L’envie d’avoir un enfant comme déclencheur de l’envie de vaincre son TCA

  • Cette solitude a été un déclencheur pour commencer à vouloir sortir de tout ça, c’est cela ?
  • Oui, même si ça n’a pas suffi. J’en avais fait trop, je m’étais trop isolée.
  • Oui, parce que si je comprends bien, ça a été crescendo et ça a duré dix ans.
  • J’arrivais à conserver des petits liens sociaux, mais c’était compliqué. J’essayais d’inviter les gens, mais pour aller au musée, au ciné… mais pas au resto.
  • Ni au café, ou autre… Je reste marquée par cette durée de 10 ans. Ça paraît long, 10 ans à contrôler ! Je ne sais pas comment tu vois ça toi, avec le recul ?
  • Oui, c’est long… surtout que ça avait commencé avant et que ça ne s’est pas fini quand j’ai eu 30 ans. Ce qu’il s’est passé, c’est qu’à 30 ans, j’ai voulu avoir un enfant, avec mon mari. J’ai arrêté la pilule… et comme je m’y attendais, je n’ai pas eu mes règles.
  • Tu le savais au fond de toi, mais là, c’est devenu « noir sur blanc ».
  • Oui, je le savais, que j’étais en incapacité. Je le sentais dans mon corps. Nous avons attendu 2 ans avant d’aller faire une PMA. Ça a marché du premier coup et j’ai eu ma petite fille. Ça, ça a participé au cheminement, de me dire que, maintenant j’avais un enfant, que j’avais ce petit être à m’occuper. Je ne voulais pas qu’elle ait une maman malade. Je ne voulais pas ça. Bien sûr, il y a eu plusieurs éléments qui ont joué. Ça n’a pas été un déclic comme ça, le jour de l’accouchement, je ne me suis pas dit « Ça y est, c’est fini ! ». Je n’avais presque pas pris de poids : j’avais dû prendre 9 kilos en 8 mois. Le jour de l’accouchement, je me suis dit « il va falloir revenir à ta petite routine », parce que je faisais beaucoup de sport, en plus du contrôle. En post-partum, je me suis donc remise à faire du sport et à contrôler. Là, j’ai beaucoup perdu. L’allaitement, ça m’a beaucoup fait perdre de poids. Je n’avais jamais maigri aussi vite de ma vie.

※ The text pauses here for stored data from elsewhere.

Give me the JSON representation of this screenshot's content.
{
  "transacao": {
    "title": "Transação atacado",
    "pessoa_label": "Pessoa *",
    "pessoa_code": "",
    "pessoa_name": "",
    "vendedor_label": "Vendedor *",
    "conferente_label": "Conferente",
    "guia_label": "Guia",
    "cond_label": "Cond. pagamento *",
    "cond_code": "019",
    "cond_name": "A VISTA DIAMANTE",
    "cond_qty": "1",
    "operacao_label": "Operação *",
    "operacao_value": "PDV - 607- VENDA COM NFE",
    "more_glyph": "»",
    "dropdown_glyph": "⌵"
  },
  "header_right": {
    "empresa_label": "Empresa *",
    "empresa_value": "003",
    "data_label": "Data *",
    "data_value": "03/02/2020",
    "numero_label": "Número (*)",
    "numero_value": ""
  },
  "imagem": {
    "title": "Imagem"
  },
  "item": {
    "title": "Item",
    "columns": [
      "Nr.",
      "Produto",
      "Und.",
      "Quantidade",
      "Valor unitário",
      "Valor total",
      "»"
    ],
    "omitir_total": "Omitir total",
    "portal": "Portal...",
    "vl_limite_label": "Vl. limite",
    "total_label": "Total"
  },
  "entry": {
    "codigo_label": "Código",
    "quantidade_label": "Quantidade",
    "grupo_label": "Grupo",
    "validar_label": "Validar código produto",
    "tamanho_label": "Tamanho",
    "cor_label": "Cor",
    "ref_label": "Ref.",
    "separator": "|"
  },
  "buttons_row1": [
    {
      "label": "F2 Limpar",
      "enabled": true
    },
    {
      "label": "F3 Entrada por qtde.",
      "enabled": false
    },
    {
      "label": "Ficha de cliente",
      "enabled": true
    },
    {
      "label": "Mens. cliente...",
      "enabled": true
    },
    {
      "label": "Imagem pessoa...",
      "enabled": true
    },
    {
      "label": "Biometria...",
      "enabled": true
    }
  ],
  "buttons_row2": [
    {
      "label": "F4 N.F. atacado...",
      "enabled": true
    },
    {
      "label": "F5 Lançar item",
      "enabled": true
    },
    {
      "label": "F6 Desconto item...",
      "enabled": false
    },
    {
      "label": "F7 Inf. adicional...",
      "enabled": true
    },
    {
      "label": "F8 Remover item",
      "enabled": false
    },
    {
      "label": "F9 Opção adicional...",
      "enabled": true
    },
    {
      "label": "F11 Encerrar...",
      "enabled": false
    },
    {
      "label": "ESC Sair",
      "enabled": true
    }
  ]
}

Ma fille est née en juin et en décembre, à Noël, j’ai été au poids le plus bas de toute ma vie. Je n’avais jamais été aussi maigre. Un jour, mon père a appelé mon mari dans mon dos et lui a longuement parlé pour lui dire qu’il s’inquiétait, etc. Il voulait savoir si j’allais bien. Là, je me suis dit « Ça ne va plus du tout. Maintenant, tu as une fille, mais tu continues à être obsédée par ton poids, tes calories… ». C’est là que je suis allée consulter une psy et une diététicienne et que j’ai accepté de me dire que je ne m’en sortirais pas seule.

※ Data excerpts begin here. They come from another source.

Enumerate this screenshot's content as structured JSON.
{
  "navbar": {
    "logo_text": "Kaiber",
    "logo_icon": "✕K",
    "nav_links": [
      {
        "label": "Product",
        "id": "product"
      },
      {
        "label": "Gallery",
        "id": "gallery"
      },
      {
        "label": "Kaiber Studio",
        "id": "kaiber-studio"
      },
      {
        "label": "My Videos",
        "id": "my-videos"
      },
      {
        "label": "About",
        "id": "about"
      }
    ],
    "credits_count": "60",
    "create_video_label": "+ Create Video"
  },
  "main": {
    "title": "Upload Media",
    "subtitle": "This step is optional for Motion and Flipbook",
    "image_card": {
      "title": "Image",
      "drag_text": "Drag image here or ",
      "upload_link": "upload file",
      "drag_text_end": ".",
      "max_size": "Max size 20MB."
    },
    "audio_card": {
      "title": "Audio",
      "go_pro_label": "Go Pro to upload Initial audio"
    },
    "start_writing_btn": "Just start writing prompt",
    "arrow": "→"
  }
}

  • D’accord. Cette prise de conscience provient de différentes choses, mais avec au cœur l’arrivée de ta petite fille, le fait que tu ne voulais pas qu’elle grandisse avec une mère malade. Tu mettais ce mot-là, de « maladie » ? 
  • Oui. Juste après le post-partum, je me disais « je vais m’en sortir toute seule ». J’avais déjà l’idée de me faire livrer des repas et de me forcer. Je ne mangeais pas le midi, donc ça m’aurait obligée à avoir un repas tous les midis, pour lequel je ne pourrais pas compter les calories. Je mettais dit que je ferais ça, mais je n’arrivais pas à le mettre en pratique. Il m’a fallu 3 mois de consultation avec la psy et la diététicienne pour mettre cette idée en pratique. Ce sont elles qui m’ont dit : « Mais oui, c’est une bonne idée, faites-le » et qui m’ont encouragée.
  • C’était effectivement une super idée !
  • Quand on peut se le permettre, oui. À posteriori, je me dis que j’ai une chance inouïe de pouvoir me payer ce que je veux, de ne pas être à l’euro près pour manger. 

Les conséquences de l’anorexie sur la santé pendant la grossesse

  • D’ailleurs, je reviens un petit peu en arrière, mais comment as-tu vécu ta grossesse ? Vous êtes plusieurs, à être venues témoigner et à parler d’un déclic autour de la naissance des enfants. Colette en a témoigné, il me semble qu’Émilie aussi.  Il peut vraiment y avoir une prise de conscience, à ce moment-là. Mais avant ça, il y a la grossesse. Comment tu l’avais vécu, toi, cette grossesse avec laquelle tu avais pris le minimum de poids ?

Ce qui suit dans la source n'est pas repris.